Ambient air pollution and daily hospital admissions in Melbourne 1994-1997
This 2002 study found that air pollution in Melbourne is associated with increased hospital admissions for respiratory and cardiovascular disease. There is also a link with admissions for asthma in children.
Many overseas studies have shown links between air pollutants and increases in premature deaths and hospital admissions for people with existing heart and lung disease. These effects have been seen amongst the elderly, people with existing illnesses, asthmatics and children. These studies have focused attention on air quality standards and the action required to improve air quality.
EPA’s Melbourne mortality study (publication 709) from June 2000 was the first of a number of collaborative studies with researchers in Australia that investigated the effects of air pollution on our health. The hospital admissions study further investigated these effects.
The study was a collaboration with researchers from the University of the Sunshine Coast and University of Queensland. It investigated the association between air pollution and daily emergency admissions for respiratory and cardiovascular disease and asthma.
The study included admissions to all Melbourne hospitals between July 1994 and December 1997. The pollutants studied were fine particles, ozone, nitrogen dioxide and carbon monoxide. The analysis looked at the impact on people across all age groups, with a particular emphasis on the elderly and children.
Findings of the hospital admissions study
The results of the study showed that, after allowing for the effects of weather, all the pollutants were associated with increases in hospital admissions for respiratory and cardiovascular disease. The effects from carbon monoxide, nitrogen dioxide and particles were difficult to separate. This is not surprising, since the main sources of these pollutants are combustion processes such as in motor vehicle engines.
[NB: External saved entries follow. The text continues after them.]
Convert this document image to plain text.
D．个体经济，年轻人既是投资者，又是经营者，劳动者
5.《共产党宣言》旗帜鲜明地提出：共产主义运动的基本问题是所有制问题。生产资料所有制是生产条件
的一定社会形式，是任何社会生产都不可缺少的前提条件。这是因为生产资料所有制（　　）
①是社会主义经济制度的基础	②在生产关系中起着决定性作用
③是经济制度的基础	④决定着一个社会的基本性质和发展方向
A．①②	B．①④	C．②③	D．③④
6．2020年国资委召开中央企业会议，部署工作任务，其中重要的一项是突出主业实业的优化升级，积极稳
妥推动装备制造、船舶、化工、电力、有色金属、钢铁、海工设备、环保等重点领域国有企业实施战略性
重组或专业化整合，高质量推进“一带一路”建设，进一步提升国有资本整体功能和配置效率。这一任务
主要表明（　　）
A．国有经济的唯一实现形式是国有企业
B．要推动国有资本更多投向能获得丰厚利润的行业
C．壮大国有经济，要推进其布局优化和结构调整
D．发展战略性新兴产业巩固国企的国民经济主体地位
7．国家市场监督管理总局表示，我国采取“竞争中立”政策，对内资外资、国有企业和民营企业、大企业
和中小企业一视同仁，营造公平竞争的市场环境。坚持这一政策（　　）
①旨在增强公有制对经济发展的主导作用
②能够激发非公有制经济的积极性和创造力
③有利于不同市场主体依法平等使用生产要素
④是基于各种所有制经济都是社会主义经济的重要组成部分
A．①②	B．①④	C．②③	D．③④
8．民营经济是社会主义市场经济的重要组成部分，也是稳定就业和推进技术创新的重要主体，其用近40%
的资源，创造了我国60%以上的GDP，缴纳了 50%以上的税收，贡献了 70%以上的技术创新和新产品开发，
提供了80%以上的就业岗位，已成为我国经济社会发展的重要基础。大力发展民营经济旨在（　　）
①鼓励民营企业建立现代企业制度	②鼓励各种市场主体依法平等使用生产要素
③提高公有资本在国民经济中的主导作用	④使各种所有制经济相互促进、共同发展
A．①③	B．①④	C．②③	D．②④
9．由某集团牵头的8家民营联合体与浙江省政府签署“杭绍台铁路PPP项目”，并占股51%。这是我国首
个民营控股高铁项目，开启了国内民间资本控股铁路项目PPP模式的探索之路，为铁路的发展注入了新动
The effects from ozone were independent of the other pollutants.
Hospital admissions for children with asthma were affected by air pollution, in particular fine particles and ozone. Admissions for the elderly with existing heart disease were strongly associated with carbon monoxide.
The results of this study were consistent with the findings of overseas studies. However, the links between particles and admissions of children for asthma were generally stronger than those seen overseas. This may be partly because Australia has the second-highest asthma rate in the world.
Comparison with the Melbourne mortality study
The Melbourne mortality study found that increases in daily mortality were linked with Melbourne’s air pollution levels . Except for ozone and nitrogen dioxide, the effects of individual pollutants were difficult to separate.
The effects of particles and carbon monoxide were weak compared with the findings of the hospital admissions study. This is not surprising, though, as hospital admissions are a more sensitive health indicator.